Wednesday, November 26, 2008

Cut the crap

Don`t stereotype me as a party animal. Photos of me in the club do not determine that I LIVE in a disco. I do not get drunk every night and I proudly dare say that I have never puked from alcohol intoxication. I bet you`ve stuck your head in a toilet bowl at 5am more than once.

Don`t mistake me for a cheap slut. Being decked out in a bunny suit for HALLOWEEN has got absolutely nothing to do with being a wannabe-PLAYBOY-BUNNY. Oh, if I could only have that kind of body worthy of the "coveted" title. Why, thank you very much, I am so flattered by your risque comments.

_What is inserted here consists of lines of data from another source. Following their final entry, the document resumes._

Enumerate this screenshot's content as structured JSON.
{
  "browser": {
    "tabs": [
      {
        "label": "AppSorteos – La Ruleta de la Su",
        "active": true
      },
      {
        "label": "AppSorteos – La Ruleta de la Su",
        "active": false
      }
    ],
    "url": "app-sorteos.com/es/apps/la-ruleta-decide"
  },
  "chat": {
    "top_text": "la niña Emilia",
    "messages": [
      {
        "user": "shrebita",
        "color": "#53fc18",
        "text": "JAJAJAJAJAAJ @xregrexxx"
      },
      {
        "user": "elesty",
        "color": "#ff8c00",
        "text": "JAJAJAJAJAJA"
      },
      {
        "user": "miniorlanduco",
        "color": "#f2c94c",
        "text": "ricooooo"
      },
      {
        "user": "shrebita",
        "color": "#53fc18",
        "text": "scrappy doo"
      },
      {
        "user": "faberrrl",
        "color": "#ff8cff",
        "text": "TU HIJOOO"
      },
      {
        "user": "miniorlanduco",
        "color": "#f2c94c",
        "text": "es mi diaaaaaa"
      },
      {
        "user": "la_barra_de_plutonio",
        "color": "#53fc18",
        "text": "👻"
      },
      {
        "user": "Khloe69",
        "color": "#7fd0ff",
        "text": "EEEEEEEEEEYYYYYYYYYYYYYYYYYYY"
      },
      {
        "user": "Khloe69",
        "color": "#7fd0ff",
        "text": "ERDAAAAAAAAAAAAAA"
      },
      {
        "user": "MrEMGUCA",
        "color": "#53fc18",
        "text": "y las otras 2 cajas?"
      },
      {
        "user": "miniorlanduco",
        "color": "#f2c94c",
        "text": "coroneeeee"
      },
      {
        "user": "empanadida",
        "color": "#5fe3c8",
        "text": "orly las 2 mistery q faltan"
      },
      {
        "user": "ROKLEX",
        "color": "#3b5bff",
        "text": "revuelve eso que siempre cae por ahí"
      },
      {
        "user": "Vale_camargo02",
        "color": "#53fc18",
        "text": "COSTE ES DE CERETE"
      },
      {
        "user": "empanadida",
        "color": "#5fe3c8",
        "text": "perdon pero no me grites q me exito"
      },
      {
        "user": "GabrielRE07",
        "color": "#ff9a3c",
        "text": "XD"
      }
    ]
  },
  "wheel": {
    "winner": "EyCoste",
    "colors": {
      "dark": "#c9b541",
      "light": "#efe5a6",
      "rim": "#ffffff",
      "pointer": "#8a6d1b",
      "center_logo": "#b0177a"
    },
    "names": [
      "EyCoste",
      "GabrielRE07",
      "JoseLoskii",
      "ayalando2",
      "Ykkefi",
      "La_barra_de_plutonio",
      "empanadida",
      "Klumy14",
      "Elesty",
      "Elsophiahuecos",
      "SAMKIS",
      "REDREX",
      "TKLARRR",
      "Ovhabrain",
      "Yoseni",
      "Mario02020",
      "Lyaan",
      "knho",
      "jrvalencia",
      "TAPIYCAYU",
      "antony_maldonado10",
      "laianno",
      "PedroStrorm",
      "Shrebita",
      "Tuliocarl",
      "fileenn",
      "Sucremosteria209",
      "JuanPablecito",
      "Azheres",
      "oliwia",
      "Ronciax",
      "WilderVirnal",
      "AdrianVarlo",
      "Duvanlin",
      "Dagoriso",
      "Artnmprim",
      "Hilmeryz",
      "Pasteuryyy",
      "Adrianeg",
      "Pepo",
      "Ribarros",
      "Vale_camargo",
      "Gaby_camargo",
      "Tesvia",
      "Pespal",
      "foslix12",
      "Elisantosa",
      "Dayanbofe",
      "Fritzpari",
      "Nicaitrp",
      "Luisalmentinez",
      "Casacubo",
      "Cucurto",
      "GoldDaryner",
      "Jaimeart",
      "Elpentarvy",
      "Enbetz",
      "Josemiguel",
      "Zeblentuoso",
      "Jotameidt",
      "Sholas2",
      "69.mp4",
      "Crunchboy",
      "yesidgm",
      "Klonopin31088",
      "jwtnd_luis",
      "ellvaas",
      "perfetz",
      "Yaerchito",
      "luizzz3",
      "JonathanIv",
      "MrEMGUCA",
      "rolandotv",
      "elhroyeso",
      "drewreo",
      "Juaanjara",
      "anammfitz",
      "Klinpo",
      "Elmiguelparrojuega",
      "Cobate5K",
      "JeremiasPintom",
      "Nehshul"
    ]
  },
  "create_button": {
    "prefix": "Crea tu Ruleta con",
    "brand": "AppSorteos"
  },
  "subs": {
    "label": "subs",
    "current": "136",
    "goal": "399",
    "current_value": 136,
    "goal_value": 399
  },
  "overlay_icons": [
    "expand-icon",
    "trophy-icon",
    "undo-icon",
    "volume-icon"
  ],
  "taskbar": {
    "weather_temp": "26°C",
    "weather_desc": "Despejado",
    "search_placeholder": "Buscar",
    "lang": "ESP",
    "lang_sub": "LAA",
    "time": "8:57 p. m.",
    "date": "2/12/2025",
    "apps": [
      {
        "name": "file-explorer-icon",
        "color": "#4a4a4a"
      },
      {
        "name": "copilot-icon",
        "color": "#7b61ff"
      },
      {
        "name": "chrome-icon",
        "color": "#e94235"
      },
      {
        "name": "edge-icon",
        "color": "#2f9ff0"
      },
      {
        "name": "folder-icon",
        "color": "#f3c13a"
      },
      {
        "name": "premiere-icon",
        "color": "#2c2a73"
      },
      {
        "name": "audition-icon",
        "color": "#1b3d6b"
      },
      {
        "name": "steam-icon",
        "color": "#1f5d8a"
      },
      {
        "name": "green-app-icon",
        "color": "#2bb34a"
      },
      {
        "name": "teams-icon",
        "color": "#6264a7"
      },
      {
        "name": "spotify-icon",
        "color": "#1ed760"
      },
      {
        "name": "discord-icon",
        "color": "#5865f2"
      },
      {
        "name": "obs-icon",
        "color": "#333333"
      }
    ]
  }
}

Do not label me as a spoilt rich brat. My branded goods have got nothing to do with you. My parents work hard for their money. Besides, streetwise people (unlike yourselves) will readily acknowledge the fact that beneath the glitz and glamour of every wild child lies an undesirable share of problems. So grow up, stop judging people by the number of branded items they own. And if you cannot contain your jealousy for the more fortunate kids who are better off than you, count your blesings and thank God that you stil have rice to eat everyday despite your constant murmuring (which I am sure is ringing at His merciful ears). And just for the record, I eat at hawker centres most of the time, am jaded of restaurant fare and shop for my clothes at Bugis Street. Blame it on my ability to make something dirt cheap look darn expensivvve.

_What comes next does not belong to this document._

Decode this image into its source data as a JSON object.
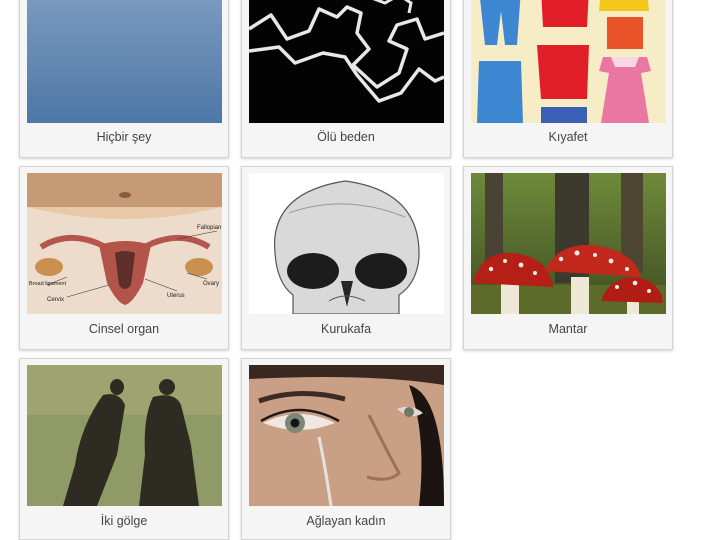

I don`t dabble with any sort of politics that arise anywhere (office or social circles, whatsoever) and I detest superficial, 2-faced, insincere people who smile in your face and stab you in the back. If you don`t adore me I can understand, just tell me straight. I like transparency.

=)

Enough of rantings already, I`m not one to bear grudges or stay angry for long, unless you`re talking about this particular anal female creature... Right, there we go again. `Nuff said.